Thomas Wils

Personal information
- Full name: Thomas Wils
- Date of birth: 24 April 1990 (age 36)
- Place of birth: Turnhout, Belgium
- Height: 1.81 m (5 ft 11 in)
- Position: Defensive midfielder

Team information
- Current team: Royal Antwerp (youth coach)

Youth career
- 1997–2000: KVV Vosselaar
- 2000–2007: Lierse
- 2007–2009: Westerlo

Senior career*
- Years: Team / Apps / (Gls)
- 2009–2015: Lierse / 115 / (0)
- 2010–2011: → Turnhout / 33 / (0)
- 2015–2016: Haladás / 28 / (1)
- 2016–2018: Lierse / 85 / (0)
- 2018–2020: Lierse Kempenzonen / 47 / (1)
- 2020–2023: Turnhout

Managerial career
- 2023–: Royal Antwerp (youth)

= Thomas Wils =

Belgian footballer

Thomas Wils (born 24 April 1990) is a retired Belgian professional footballer who played as a defensive midfielder.
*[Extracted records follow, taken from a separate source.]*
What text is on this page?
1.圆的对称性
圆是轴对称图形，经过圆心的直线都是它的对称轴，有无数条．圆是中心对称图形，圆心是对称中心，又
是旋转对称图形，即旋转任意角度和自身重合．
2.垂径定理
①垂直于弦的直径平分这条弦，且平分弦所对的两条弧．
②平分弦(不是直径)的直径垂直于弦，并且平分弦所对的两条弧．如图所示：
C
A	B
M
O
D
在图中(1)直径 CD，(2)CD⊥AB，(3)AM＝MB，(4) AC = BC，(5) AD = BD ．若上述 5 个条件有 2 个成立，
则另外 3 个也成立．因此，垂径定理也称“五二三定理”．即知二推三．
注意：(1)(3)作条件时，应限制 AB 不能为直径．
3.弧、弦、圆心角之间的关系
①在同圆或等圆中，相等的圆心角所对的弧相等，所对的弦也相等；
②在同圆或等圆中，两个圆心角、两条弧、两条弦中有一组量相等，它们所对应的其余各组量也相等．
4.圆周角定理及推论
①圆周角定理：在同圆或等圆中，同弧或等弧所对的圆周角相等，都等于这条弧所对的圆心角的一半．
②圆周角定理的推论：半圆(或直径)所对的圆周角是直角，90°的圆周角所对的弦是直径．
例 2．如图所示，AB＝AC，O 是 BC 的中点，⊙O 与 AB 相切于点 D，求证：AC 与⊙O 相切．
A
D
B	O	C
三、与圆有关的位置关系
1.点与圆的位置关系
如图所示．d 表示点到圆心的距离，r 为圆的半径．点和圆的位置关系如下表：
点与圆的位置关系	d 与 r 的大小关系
Wils made his debut during the 2009–10 season. He was loaned out to K.V. Turnhout during the 2010–11 season.

==Coaching career==
After retiring, Wils began his coaching career at Royal Antwerp's academy. He also managed the Antwerps youth team that competed in the 2023-24 UEFA Youth League.